Кумполом называлась здесь небольшая часовенка у больничных ворот. Часовенка с небольшим желтых куполом, видимо, возникла при строительстве больницы для отпевания умерших. В наше атеистическое время стала моргом. Мальчишки назвали это мрачное строение «кумполом», в котором отразилось не столько понятие церковного купола, сколько кумпол, подразумевавший мозг под черепом.
– Теперь чья очередь? – вопросом продолжил разговор второй.
А среди нас оказался мой первый знакомый Вовка Самсонов. И кто-то из ребятишек совершенно недопустимо пошутил:
– Наверно, Вовкина.
К моему удивлению, Вовка не обиделся.
– Мне бы только книгу о Степане Разине дочитать.
Он в эти дни читал толстый роман Злобина «Степан Разин» и мы видели, как его тонким ручонкам трудно удерживать на весу эту книгу в твердом переплете. Так и получилось, что эта книга оказалась последней для третьеклассника Вовки Самсонова.

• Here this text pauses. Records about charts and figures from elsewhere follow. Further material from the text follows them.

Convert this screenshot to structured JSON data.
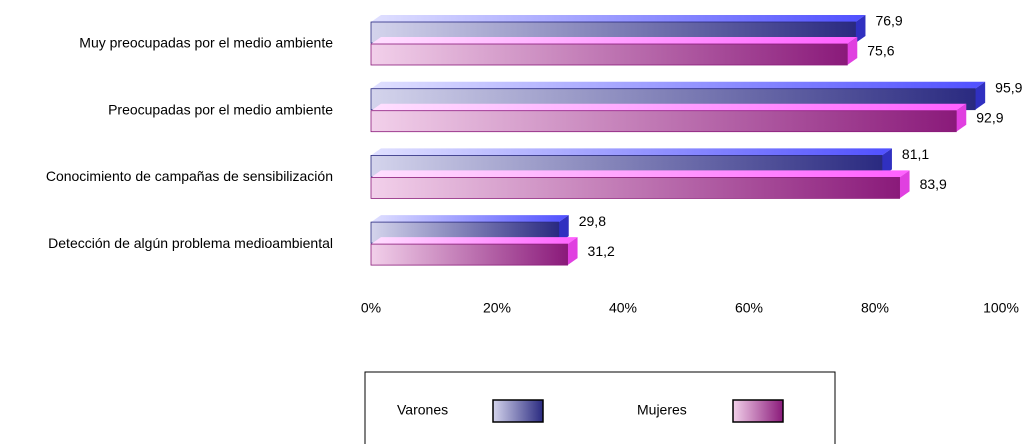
{
  "chart_data": {
    "type": "bar",
    "orientation": "horizontal",
    "categories": [
      "Muy preocupadas por el medio ambiente",
      "Preocupadas por el medio ambiente",
      "Conocimiento de campañas de sensibilización",
      "Detección de algún problema medioambiental"
    ],
    "series": [
      {
        "name": "Varones",
        "color": "#2a2a80",
        "values": [
          76.9,
          95.9,
          81.1,
          29.8
        ],
        "value_labels": [
          "76,9",
          "95,9",
          "81,1",
          "29,8"
        ]
      },
      {
        "name": "Mujeres",
        "color": "#8a1a7a",
        "values": [
          75.6,
          92.9,
          83.9,
          31.2
        ],
        "value_labels": [
          "75,6",
          "92,9",
          "83,9",
          "31,2"
        ]
      }
    ],
    "xlim": [
      0,
      100
    ],
    "xticks": [
      {
        "value": 0,
        "label": "0%"
      },
      {
        "value": 20,
        "label": "20%"
      },
      {
        "value": 40,
        "label": "40%"
      },
      {
        "value": 60,
        "label": "60%"
      },
      {
        "value": 80,
        "label": "80%"
      },
      {
        "value": 100,
        "label": "100%"
      }
    ],
    "legend": "bottom"
  }
}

Опять ночь, тревожный переполох и утром мы догадались, что Вовки не стало. Так мы приобщались к вопросам жизни и смерти. Приобщались не по возрасту рано и жестоко для наших неокрепших душ.
Школа в санатории
Но как ни странно, в моей памяти это необыкновенное заведение – костно-туберкулезный санаторий – врезался прежде всего жизнерадостными картинами, школьными занятиями и очень содержательными буднями.
В санатории существовала семилетняя школа. Руководила ею Дора Марковна. Кроме ее дочери, преподававшей английский язык, невестки, дававшей нам некоторые знания по истории, и внучки, считавшейся пионервожатой, там были замечательная преподаватель по русскому языку и литературе Зинаида Александровна, математик Ольга Николаевна, страшно переживавшая за наше не совсем почтительное внимание к ее предмету. Были еще двое учителей для младших классов, которые вели малышей с первого по четвертый класс.

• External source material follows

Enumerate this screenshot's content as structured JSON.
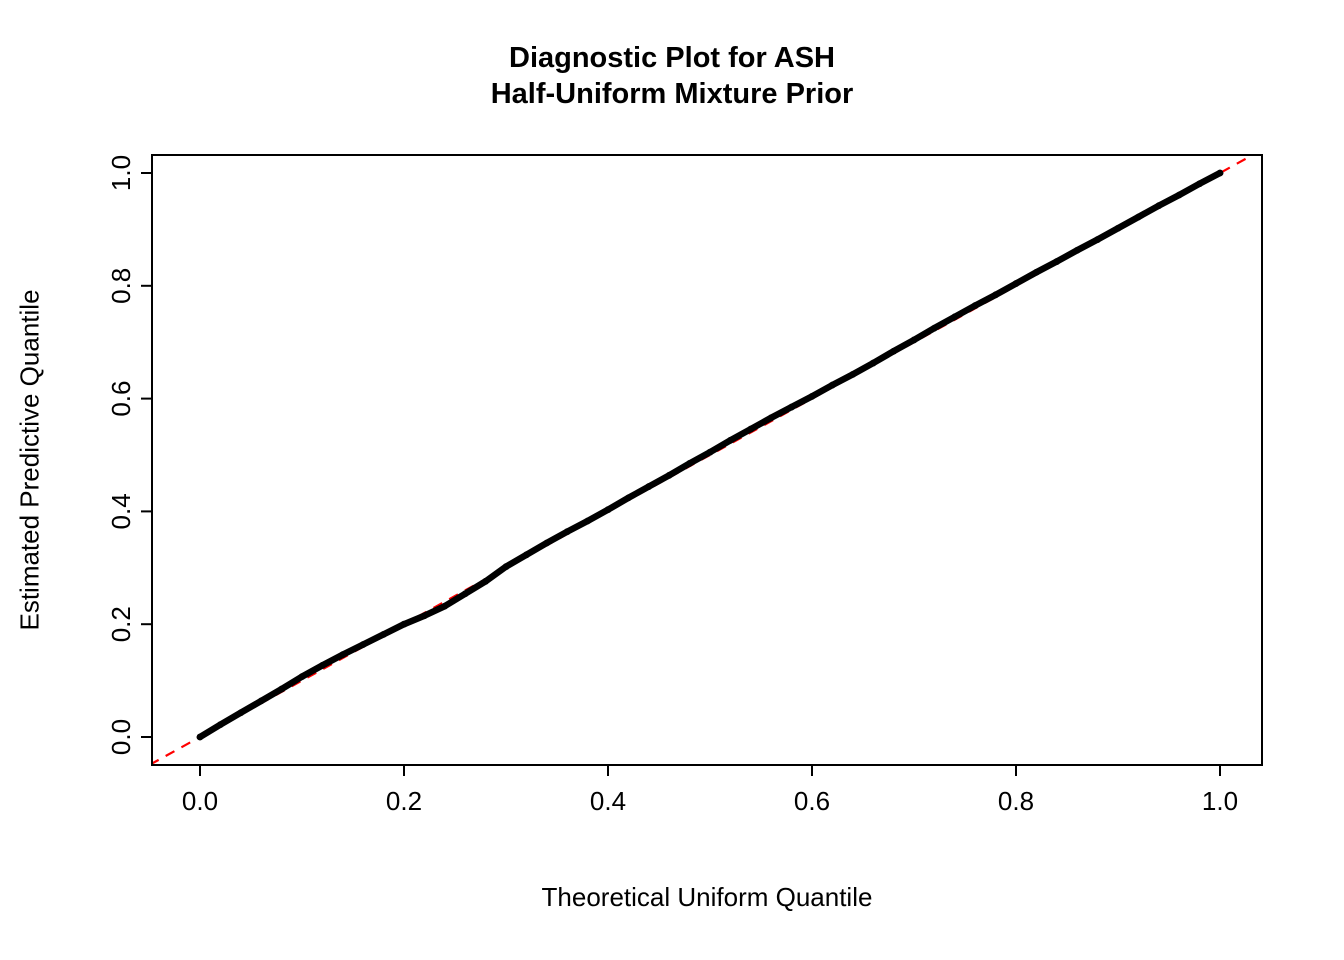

Опытные учителя легко распознали, что за шестой класс я не тяну и мягко предложили мне повторить пятый. Я потерял еще один год по сравнению со сверстниками. Это меня страшно угнетало, будто признали неполноценным, но скоро я втянулся в учебу, и при помощи хороших учителей почувствовал вкус к наукам. И это мне компенсировало в дальнейших занятиях. То, что в сельской школе мне казалось ненужной зубрежкой, здесь открывалось с какой-то увлекательной стороны.

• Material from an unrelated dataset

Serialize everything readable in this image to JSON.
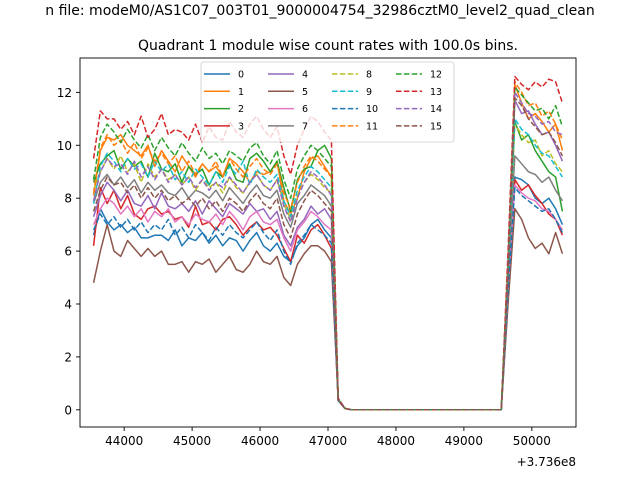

Случилось так, что сразу семеро нас закончили семилетку, но лечение еще не было закончено. И Дора Мрковна прикрепила нас к одной из ближайших заочно-вечерних школ рабочей молодежи. Оттуда приходили к нам учителя, с любопытством знакомились с лежачими учениками, беспомощными физически, но полными желания учиться. Восьмой класс я закончил заочно. Для меня это был самый увлекательный год. Я почувствовал вкус к учебе, к познанию, ощутил свою способность самостоятельно постигать науку, чего никогда не испытывал ранее. Я поверил в свои силы и испытывал большое удовольствие от самостоятельной учебы. И когда выписался из больницы, вернулся в свою школу в поселке, то мог убедиться, что мои самостоятельные занятия были плодотворнее уроков, подававшихся в девятом классе. Я потерял годы, но обрел уверенность. И за это благодарен санаторию.
Не только за это.
Культура Ленинграда
Я прикоснулся к культуре Ленинграда.
Только моя скромность и прирожденное любопытство не дали мне замкнуться от некоторых насмешек городских ребят, не позволили мне отгораживаться от всего, что я видел и слышал, а пытаться влиться в новую атмосферу.